I turn my head slowly, meeting his eyes for the first time since entering the room. “Family is often closest to the knife,” I say mildly.
Igor stiffens.
Alexandr raises a hand, cutting off any further exchange. His gaze shifts back to me, thoughtful now. Calculating.
“I would appreciate your help,” he says. “Especially if you believe whoever killed these men sees her as a target.”
Relief flickers through me, sharp and unexpected. I keep it off my face.
“I’ll take her to her performance tonight,” I say. “And bring her home afterward.”
Alexandr nods once. “See that you do.”
I stand and turn for the door, acutely aware of Igor’s stare burning into my back. As I step into the hallway, I notice Dominic is no longer waiting. Checking my phone, I see that he’s left two messages.
In the first one, he tells me that he left to follow Skylar. He heard her on the phone as she was leaving the house. She made arrangements to meet with someone, and it sounded urgent. The second message was the location where Dominic followed her. I immediately head to the area.
The building looks dead long before I step inside it.
Its windows are either boarded up or shattered, black mouths gaping into rooms that once held families, arguments, and laughter. Now it’s just concrete bones and rot. The kind of place people stop seeing after a while, which makes it perfect for secrets.

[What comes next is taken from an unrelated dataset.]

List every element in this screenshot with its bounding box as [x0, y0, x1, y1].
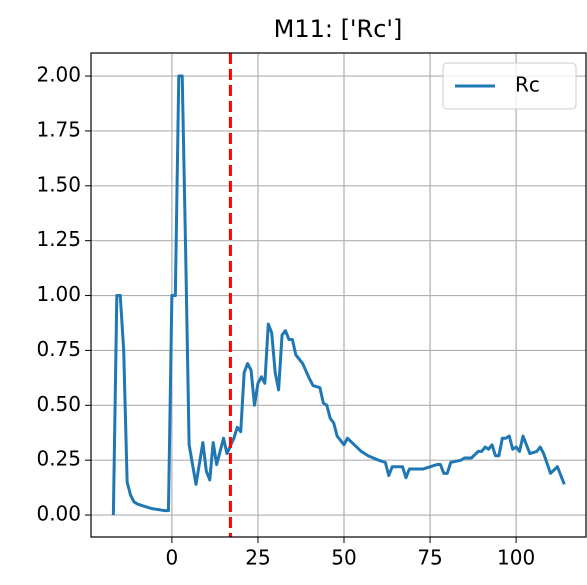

I park two blocks away and walk the rest, collar turned up, senses tight. The front door hangs crooked on one hinge. Inside, the air smells like mildew, rust, and something faintly chemical. Old wiring, maybe.
My phone vibrates once.
Dominic: Second floor. East side. Third door on the left. Don’t step on the loose stair—it screams.
Of course it does.
I climb slowly, every movement deliberate. The stair groans anyway, a long-suffering sound that echoes through the hollow shell of the building. No voices answer it. Good.
The second-floor hallway is narrow, wallpaper peeling in long strips like dead skin. Dominic waits inside what used to be a bedroom, the door barely cracked. He pulls it open just enough for me to slip in, then shuts it again without a sound.
“You’re just in time,” he murmurs.
“In time for what?” I ask.
A corner of his mouth lifts, then he gestures toward the far wall. An antique air vent is set into it, ornate ironwork instead of modern slats. Decorative. Out of place. Someone long ago thought even airflow should be beautiful.
Dominic has already removed the inner panel. The vent opens into the adjacent apartment—another bedroom, judging by the warped hardwood and the faded outline where a bed once sat.
We’re both tall men. The vent is set high enough that when we lean in, shoulders brushing, we can see clearly through the patterned iron without being seen ourselves.
Skylar is alone in the room.
She paces, running a hand through her hair, agitation sharp in every step. She checks her phone twice, then glances at the door. The look on her face is not fear.
It’s anticipation.
I feel something cold settle behind my ribs.
Two men arrive a few minutes later. Suits, but not tailored. Government issue. Practical shoes. No visible weapons, but the way they move tells me they’re armed anyway.
Skylar’s posture changes instantly. Her shoulders square. Her mouth curves into a professional smile.
“Two operatives?” she asks, extending her hand. “Langley must want this information.”
“Dealing with the Bratva always gains their undivided attention. You should know this by now. I’m Glenn, this is my associate, Crow.”